The weather in the Languedoc over the past couple of weeks has been extraordinary. We have woken up to brilliant cloudless skies and by midday warm sunshine, but first thing in the morning, despite the sunlight, the temperatures have been bracing, as low yesterday morning as 1°C, making a difference of about 20° between early morning and mid-afternoon temperatures. I was out walking near Montagnac on Thursday morning and the route inevitably past vineyards and suddenly I spotted some very unhappy vines, with leaves that were green going on black and all soggy and limp. They reminded me of those of a Busy Lizzie that I had inadvertently left outside on a chilly night. I've never seen frosted vines before and they are certainly not something that you would expect to see in the south of France, but a conversation later in the day confirmed that was just what they were.
Yesterday morning I spoke to Catherine Roque of Domaine de Clovallon and she told me that two plots of her vines had been frosted overnight, on Thursday night, a Viognier on a low slope and some Pinot Noir by a stream. She was not sure what the long term impact would be and the last time this had happened was 10 years ago.
And then I read the Midi Libre, the fountain of all local knowledge in the Languedoc and there was a headline: .Le gel frappe l'Aude. Frost hits the Aude. Overnight frost during the night of Thursday 20th April had seriously impacted the vineyards, affecting Minervois, Corbières and Malepère. Nobody had been spared. Thanks to the rain earlier in the year and the warm sunshine, the vines are about two weeks ahead of normal, with the young bunches already formed and preparing to flower. No doubt quantity will be considerably affected.

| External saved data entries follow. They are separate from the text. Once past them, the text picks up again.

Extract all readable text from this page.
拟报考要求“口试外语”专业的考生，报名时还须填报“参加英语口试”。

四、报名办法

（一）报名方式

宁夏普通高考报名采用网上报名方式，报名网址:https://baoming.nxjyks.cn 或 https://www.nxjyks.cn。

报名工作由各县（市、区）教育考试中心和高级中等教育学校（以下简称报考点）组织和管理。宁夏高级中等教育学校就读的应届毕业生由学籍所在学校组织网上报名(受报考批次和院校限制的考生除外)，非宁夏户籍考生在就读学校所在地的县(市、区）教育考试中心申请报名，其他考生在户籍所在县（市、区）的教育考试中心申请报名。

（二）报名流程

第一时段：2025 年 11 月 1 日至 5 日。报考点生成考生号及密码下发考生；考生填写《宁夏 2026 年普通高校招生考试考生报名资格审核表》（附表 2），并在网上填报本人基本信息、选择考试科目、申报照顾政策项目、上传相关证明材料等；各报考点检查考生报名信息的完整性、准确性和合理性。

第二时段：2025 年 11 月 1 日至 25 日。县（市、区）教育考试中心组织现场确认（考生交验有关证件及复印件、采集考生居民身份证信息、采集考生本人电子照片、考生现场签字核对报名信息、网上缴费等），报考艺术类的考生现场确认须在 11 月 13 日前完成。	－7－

In more northern vineyards like Chablis, they are equipped to combat frost with smudge pots or chaufferettes, and systems of aspersion, whereby the vines are sprayed so that the young shoots are encased in a coating of ice, but such measures are expensive to install, and really not practical or relevant to conditions in the Languedoc. As Katie Jones, from Domaine Jones in Tuchan in the heart of the Corbières hills, put it, you just have to trust to good luck.